Managers : les meilleurs rituels à mettre en place au sein de votre équipe
04. 9. 2024
10 min.
Issu de traditions culturelles et/ou religieuses, le rituel a trouvé sa place dans le monde de l’entreprise comme un élément clé du fonctionnement d’une équipe. Sous réserve, néanmoins, d’y attacher l’attention qu’il mérite. Manager, si vous vous sentez loin du chaman et de ses rites initiatiques, comment faire de vos rituels des rendez-vous énergisants et positifs pour vos collaborateurs ?
« Un bon rituel est celui qui met en mouvement le collectif », assure le réuniologue Louis Vareille. Tel un chaman, le manager trouve dans ces rituels d’équipe l’occasion de canaliser les énergies au service de sa communauté. « Le rituel, quand on le considère au sens premier, est un moment de passage, poursuit l’expert.
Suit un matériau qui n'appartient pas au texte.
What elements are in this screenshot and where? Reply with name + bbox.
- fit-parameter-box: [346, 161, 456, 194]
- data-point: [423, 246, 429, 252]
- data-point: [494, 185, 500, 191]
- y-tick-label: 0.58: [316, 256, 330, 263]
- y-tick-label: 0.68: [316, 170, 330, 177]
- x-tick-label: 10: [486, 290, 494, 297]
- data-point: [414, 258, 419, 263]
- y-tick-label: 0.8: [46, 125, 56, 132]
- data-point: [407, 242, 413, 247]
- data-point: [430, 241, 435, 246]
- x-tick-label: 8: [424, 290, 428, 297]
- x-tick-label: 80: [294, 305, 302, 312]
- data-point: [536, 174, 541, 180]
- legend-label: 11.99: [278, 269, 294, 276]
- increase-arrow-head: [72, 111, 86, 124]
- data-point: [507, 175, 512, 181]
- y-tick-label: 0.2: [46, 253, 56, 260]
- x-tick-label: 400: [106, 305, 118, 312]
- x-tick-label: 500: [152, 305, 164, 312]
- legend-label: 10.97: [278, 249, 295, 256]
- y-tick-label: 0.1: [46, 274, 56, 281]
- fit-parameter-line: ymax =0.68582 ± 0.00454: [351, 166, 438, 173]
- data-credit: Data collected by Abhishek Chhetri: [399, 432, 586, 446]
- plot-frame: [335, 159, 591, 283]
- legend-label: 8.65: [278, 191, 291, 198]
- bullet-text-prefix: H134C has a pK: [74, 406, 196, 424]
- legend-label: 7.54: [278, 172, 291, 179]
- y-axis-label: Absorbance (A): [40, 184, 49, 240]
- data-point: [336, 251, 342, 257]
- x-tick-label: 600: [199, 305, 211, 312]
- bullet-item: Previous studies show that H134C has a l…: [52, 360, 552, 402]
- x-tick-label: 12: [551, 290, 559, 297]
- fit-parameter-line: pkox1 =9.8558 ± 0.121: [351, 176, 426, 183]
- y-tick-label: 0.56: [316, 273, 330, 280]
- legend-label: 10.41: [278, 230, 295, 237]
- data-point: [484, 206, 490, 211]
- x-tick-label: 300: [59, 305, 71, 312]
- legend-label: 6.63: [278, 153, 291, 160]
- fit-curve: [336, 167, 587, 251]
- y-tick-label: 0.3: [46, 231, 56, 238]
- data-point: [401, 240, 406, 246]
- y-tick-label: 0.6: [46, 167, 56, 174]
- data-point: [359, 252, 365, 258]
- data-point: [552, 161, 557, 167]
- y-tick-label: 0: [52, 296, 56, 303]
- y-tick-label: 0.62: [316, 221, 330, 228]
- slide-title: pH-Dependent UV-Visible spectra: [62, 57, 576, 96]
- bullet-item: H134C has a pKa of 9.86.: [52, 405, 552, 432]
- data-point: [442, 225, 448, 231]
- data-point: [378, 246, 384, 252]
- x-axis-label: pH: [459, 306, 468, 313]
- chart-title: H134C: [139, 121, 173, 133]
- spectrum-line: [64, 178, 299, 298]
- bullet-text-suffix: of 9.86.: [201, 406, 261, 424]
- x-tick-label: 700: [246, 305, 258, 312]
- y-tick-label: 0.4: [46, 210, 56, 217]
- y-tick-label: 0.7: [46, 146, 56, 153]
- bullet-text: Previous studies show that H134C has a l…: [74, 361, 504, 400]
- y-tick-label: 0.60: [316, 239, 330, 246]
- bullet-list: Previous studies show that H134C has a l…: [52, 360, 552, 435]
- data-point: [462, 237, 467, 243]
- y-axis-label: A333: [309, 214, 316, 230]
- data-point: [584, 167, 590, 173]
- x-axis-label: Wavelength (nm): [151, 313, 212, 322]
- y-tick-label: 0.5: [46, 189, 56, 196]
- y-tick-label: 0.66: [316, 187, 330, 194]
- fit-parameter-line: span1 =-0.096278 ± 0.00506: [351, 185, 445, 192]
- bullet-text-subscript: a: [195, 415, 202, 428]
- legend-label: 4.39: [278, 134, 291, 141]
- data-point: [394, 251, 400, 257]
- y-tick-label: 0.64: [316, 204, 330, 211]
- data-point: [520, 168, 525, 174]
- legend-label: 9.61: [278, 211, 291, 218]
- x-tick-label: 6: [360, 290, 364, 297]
Comme dans les tribus amazoniennes ou dans certaines religions, il renvoie à la culture et à l’histoire. » Lorsqu’il fonctionne, c’est donc tout sauf un instant répétitif, mais un moment unique et puissant qui renforce l’appartenance à la communauté. Alors pourquoi ces rituels sont-ils vécus par certains comme l’expression de la fameuse réunionite ? Sur lesquels miser et comment les mettre en œuvre pour convaincre ses collaborateurs ?
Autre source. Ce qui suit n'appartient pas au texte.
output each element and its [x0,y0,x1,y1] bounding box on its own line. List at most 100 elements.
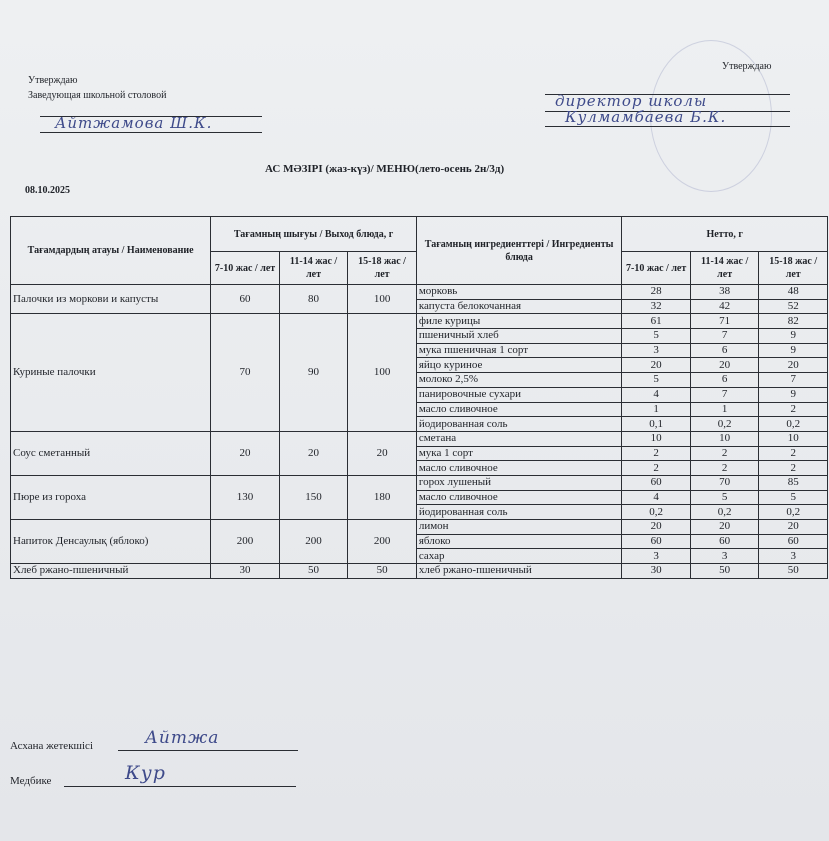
ingredient-name: сметана [415,430,623,447]
ingredient-name: яблоко [415,533,623,550]
dish-output-1: 20 [210,430,280,476]
table-row: мука 1 сорт 2 2 2 [11,445,828,462]
dish-output-3: 20 [347,430,417,476]
ingredient-netto-1: 20 [621,357,691,374]
ingredient-name: масло сливочное [415,401,623,418]
ingredient-name: сахар [415,548,623,565]
ingredient-name: капуста белокочанная [415,298,623,315]
ingredient-netto-2: 5 [689,489,760,506]
table-row: яйцо куриное 20 20 20 [11,357,828,374]
header-netto-age-1: 7-10 жас / лет [621,251,691,285]
ingredient-netto-1: 3 [621,342,691,359]
table-row: пшеничный хлеб 5 7 9 [11,328,828,344]
ingredient-netto-2: 3 [689,548,760,565]
ingredient-name: йодированная соль [415,416,623,432]
header-name: Тағамдардың атауы / Наименование [9,216,212,285]
table-row: Соус сметанный 20 20 20 сметана 10 10 10 [9,430,828,476]
ingredient-netto-2: 70 [689,474,760,491]
ingredient-netto-2: 7 [689,328,760,344]
ingredient-netto-1: 32 [621,298,691,315]
page-title: АС МӘЗІРІ (жаз-күз)/ МЕНЮ(лето-осень 2н/… [265,163,505,175]
approval-left-signature: Айтжамова Ш.К. [55,114,213,132]
approval-right-signature-2: Кулмамбаева Б.К. [565,108,727,126]
table-row: Напиток Денсаулық (яблоко) 200 200 200 лимон… [9,518,828,565]
ingredient-name: морковь [415,284,623,300]
table-row: капуста белокочанная 32 42 52 [11,298,828,315]
ingredient-netto-3: 85 [758,474,828,491]
ingredient-name: масло сливочное [415,460,623,476]
ingredient-netto-3: 9 [758,386,828,403]
table-row: Хлеб ржано-пшеничный 30 50 50 хлеб ржано-пше… [9,563,828,579]
approval-left-label: Утверждаю [28,75,78,86]
dish-output-2: 20 [278,430,349,476]
ingredient-name: горох лушеный [415,474,623,491]
dish-output-2: 50 [278,563,349,579]
ingredient-netto-2: 6 [689,372,760,388]
ingredient-netto-3: 20 [758,519,828,535]
nurse-signature: Кур [125,762,166,784]
cook-label: Асхана жетекшісі [10,740,93,752]
menu-date: 08.10.2025 [25,185,70,196]
header-netto: Нетто, г [621,216,828,252]
ingredient-netto-3: 3 [758,548,828,565]
ingredient-netto-2: 0,2 [689,504,760,520]
ingredient-netto-3: 10 [758,430,828,447]
table-row: Палочки из моркови и капусты 60 80 100 морко… [9,283,828,315]
dish-output-1: 70 [210,313,280,432]
ingredient-netto-3: 0,2 [758,504,828,520]
ingredient-netto-1: 2 [621,445,691,462]
dish-output-2: 150 [278,474,349,521]
table-row: масло сливочное 1 1 2 [11,401,828,418]
table-row: йодированная соль 0,1 0,2 0,2 [11,416,828,432]
ingredient-netto-2: 60 [689,533,760,550]
ingredient-netto-3: 9 [758,342,828,359]
ingredient-netto-1: 30 [621,563,691,579]
ingredient-netto-1: 28 [621,284,691,300]
ingredient-netto-1: 2 [621,460,691,476]
ingredient-netto-3: 20 [758,357,828,374]
ingredient-netto-3: 5 [758,489,828,506]
header-ingredients: Тағамның ингредиенттері / Ингредиенты бл… [415,216,623,285]
dish-output-3: 50 [347,563,417,579]
ingredient-netto-2: 10 [689,430,760,447]
dish-output-2: 80 [278,283,349,315]
ingredient-netto-3: 82 [758,313,828,330]
nurse-label: Медбике [10,775,52,787]
ingredient-netto-2: 38 [689,284,760,300]
ingredient-netto-3: 9 [758,328,828,344]
ingredient-netto-2: 20 [689,357,760,374]
ingredient-name: яйцо куриное [415,357,623,374]
header-output-age-1: 7-10 жас / лет [210,251,280,285]
ingredient-netto-1: 10 [621,430,691,447]
dish-output-3: 180 [347,474,417,521]
dish-output-1: 130 [210,474,280,521]
header-netto-age-2: 11-14 жас / лет [689,251,760,285]
ingredient-netto-1: 5 [621,372,691,388]
ingredient-netto-1: 1 [621,401,691,418]
header-netto-age-3: 15-18 жас / лет [758,251,828,285]
table-row: Куриные палочки 70 90 100 филе курицы 61 71 82 [9,313,828,432]
dish-output-2: 200 [278,518,349,565]
ingredient-netto-1: 4 [621,386,691,403]
ingredient-name: лимон [415,519,623,535]
table-row: Пюре из гороха 130 150 180 горох лушеный 60 70… [9,474,828,521]
header-output-age-3: 15-18 жас / лет [347,251,417,285]
dish-name: Соус сметанный [9,430,212,476]
ingredient-netto-2: 2 [689,460,760,476]
ingredient-name: хлеб ржано-пшеничный [415,563,623,579]
table-row: масло сливочное 4 5 5 [11,489,828,506]
ingredient-netto-2: 7 [689,386,760,403]
ingredient-name: йодированная соль [415,504,623,520]
ingredient-netto-1: 0,1 [621,416,691,432]
ingredient-netto-2: 42 [689,298,760,315]
dish-output-1: 30 [210,563,280,579]
table-row: панировочные сухари 4 7 9 [11,386,828,403]
dish-name: Хлеб ржано-пшеничный [9,563,212,579]
dish-name: Напиток Денсаулық (яблоко) [9,518,212,565]
header-output: Тағамның шығуы / Выход блюда, г [210,216,417,252]
ingredient-name: пшеничный хлеб [415,328,623,344]
ingredient-netto-3: 48 [758,284,828,300]
ingredient-netto-2: 6 [689,342,760,359]
dish-output-1: 200 [210,518,280,565]
ingredient-netto-1: 60 [621,474,691,491]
Des rituels d’équipe comme autant d’avantages spécifiques
Du latin « ritus » qui signifie ordonnancement, le rituel s’entend comme un processus intentionnel qui donne un sens certain à une activité. Bien plus qu’une simple routine, Ludovic Girodon, conférencier et auteur spécialiste en management y voit « un moment privilégié inscrit à l’agenda, où l’on sort de l’opérationnel et du quotidien qui, souvent, prennent le dessus ». En bref, il s’entend comme un rendez-vous qui permet aux membres de l’équipe de s’arrêter pour prendre de la hauteur et entrer en connexion les uns avec les autres. À condition, néanmoins, d’être « récurrents et obligatoires, et concerner toute la communauté », ajoute notre expert. Des temps forts stratégiques dont on perçoit d’autant plus l’importance à la fois au regard du contexte économique et social incertain, qu’aux modes d’organisation du travail hybrides qui nécessitent de se reconnecter davantage.
Car les rituels nourrissent de multiples intérêts :
- Assurer un alignement des enjeux : il aide manager et collaborateurs à définir un cadre clair réduisant le stress et l’incertitude, mais aussi à regarder ensemble régulièrement dans le rétroviseur pour faire le point sur les actions menées, les résultats obtenus et les objectifs qu’il reste à atteindre.
- Valoriser le travail de son équipe : certains rituels spécifiques permettent de mettre en lumière le travail accompli au-delà des résultats, permettant aux collaborateurs de se sentir valorisés, au point de chercher à maintenir un haut niveau de performance.
- Encourager la communication : à travers des moments où les employés peuvent échanger des informations et exprimer leurs idées librement, améliorant de fait la transparence et la circulation de l’information, et permettant une meilleure compréhension des messages.
- Renforcer la cohésion et le sentiment d’appartenance : par le biais d’opportunités pour les employés de se connaître et de tisser des liens, que ce soit dans ou en dehors du contexte strictement professionnel. Le développement de cet esprit d’équipe permet alors une meilleure collaboration et communication entre les collaborateurs, la réduction des conflits internes grâce à une bonne compréhension mutuelle, mais aussi un sentiment accru de solidarité.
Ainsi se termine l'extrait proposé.